Le repliche sono belle, a conti fatti, ma forse il vero valore è altrove.



L’uovo di Colombo
Forse, la fine della guerra tra analogico e digitale avviene nel momento esatto in cui le due fazioni si rendono conto di non essere contrapposte. Il desiderio di infilare in una scatoletta il suono dei dischi storici di metà secolo scorso non si esaurirà mai, ma la musica non è fatta solo di quello.
Ogni epoca ha i suoi suoni e dei precisi strumenti in grado di renderli al meglio.
Il sintetizzatore ha guadagnato la sua dignità di strumento quando ha smesso di fingere di suonare come una ensemble d’archi e ha esplorato le potenzialità dei propri, unici, circuiti.
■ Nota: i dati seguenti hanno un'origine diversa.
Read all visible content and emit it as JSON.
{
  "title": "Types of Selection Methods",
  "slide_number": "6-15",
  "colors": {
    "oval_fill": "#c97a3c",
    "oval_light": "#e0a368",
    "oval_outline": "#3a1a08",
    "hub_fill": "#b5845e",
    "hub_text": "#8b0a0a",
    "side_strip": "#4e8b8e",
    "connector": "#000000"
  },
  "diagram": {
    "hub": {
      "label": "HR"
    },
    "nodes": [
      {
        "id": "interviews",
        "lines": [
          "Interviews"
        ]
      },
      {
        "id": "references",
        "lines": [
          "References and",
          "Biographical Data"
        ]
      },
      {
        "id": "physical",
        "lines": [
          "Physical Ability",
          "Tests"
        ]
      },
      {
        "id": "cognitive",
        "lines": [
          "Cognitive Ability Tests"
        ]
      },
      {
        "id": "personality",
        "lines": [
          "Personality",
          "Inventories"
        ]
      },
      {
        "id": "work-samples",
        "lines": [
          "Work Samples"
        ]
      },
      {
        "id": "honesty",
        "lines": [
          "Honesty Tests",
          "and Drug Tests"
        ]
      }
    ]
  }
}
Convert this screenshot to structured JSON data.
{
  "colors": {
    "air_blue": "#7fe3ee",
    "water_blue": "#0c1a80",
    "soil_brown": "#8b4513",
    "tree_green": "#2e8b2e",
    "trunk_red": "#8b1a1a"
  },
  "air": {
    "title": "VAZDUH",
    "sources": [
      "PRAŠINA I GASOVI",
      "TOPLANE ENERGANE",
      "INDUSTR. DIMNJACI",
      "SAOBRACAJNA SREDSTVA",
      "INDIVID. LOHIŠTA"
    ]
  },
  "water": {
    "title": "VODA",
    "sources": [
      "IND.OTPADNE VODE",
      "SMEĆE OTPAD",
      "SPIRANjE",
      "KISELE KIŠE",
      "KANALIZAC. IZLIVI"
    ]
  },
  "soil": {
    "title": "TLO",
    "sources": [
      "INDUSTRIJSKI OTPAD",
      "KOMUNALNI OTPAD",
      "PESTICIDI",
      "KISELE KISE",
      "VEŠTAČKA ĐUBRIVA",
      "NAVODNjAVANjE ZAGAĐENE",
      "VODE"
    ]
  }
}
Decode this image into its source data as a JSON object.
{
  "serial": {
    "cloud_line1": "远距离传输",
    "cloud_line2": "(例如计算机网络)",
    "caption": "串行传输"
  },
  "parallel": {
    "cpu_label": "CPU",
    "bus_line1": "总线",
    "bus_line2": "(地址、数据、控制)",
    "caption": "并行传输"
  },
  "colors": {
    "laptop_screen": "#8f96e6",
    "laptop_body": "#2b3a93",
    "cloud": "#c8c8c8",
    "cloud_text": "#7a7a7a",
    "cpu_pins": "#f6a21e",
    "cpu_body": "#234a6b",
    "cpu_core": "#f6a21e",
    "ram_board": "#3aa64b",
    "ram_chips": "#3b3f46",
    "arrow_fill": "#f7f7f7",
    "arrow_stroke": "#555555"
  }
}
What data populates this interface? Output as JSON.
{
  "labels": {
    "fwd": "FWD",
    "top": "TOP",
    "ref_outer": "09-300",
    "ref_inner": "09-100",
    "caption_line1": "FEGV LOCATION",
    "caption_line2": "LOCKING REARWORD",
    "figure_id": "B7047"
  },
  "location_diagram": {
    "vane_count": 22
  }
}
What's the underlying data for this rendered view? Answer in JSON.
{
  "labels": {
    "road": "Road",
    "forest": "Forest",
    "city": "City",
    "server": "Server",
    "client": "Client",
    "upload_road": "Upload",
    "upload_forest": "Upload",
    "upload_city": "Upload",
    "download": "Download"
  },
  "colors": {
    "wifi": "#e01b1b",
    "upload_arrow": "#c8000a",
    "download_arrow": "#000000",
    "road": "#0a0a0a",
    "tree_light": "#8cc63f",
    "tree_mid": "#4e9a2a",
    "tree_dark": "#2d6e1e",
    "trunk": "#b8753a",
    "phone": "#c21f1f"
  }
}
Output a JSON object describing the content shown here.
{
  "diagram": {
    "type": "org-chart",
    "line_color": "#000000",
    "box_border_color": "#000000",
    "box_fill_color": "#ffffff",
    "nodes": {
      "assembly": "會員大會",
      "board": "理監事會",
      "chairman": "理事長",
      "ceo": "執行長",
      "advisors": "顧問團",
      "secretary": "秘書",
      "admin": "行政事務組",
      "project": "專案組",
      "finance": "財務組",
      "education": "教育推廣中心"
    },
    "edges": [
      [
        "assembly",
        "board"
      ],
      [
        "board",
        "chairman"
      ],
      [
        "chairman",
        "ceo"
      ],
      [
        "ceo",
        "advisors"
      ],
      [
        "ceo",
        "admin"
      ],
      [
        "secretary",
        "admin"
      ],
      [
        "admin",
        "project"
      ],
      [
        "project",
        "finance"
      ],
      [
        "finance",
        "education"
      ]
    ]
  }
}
I beat insoliti delle batterie elettroniche sono diventati oggetto di studio da parte dei batteristi acustici. Persino la chitarra elettrica si è emancipata nel momento esatto in cui ha smesso di imitare un’acustica o una archtop, trasformando i suoi limiti e tratti distintivi in punti di forza.
Allo stesso modo, quando i chitarristi realizzeranno le potenzialità del suono puramente digitale - non inteso come replica dell’analogico ma come forma nuova di espressione - potremmo assistere a una nuova pagina, eccitante e inedita, di espressioni artistiche libere da ogni vincolo.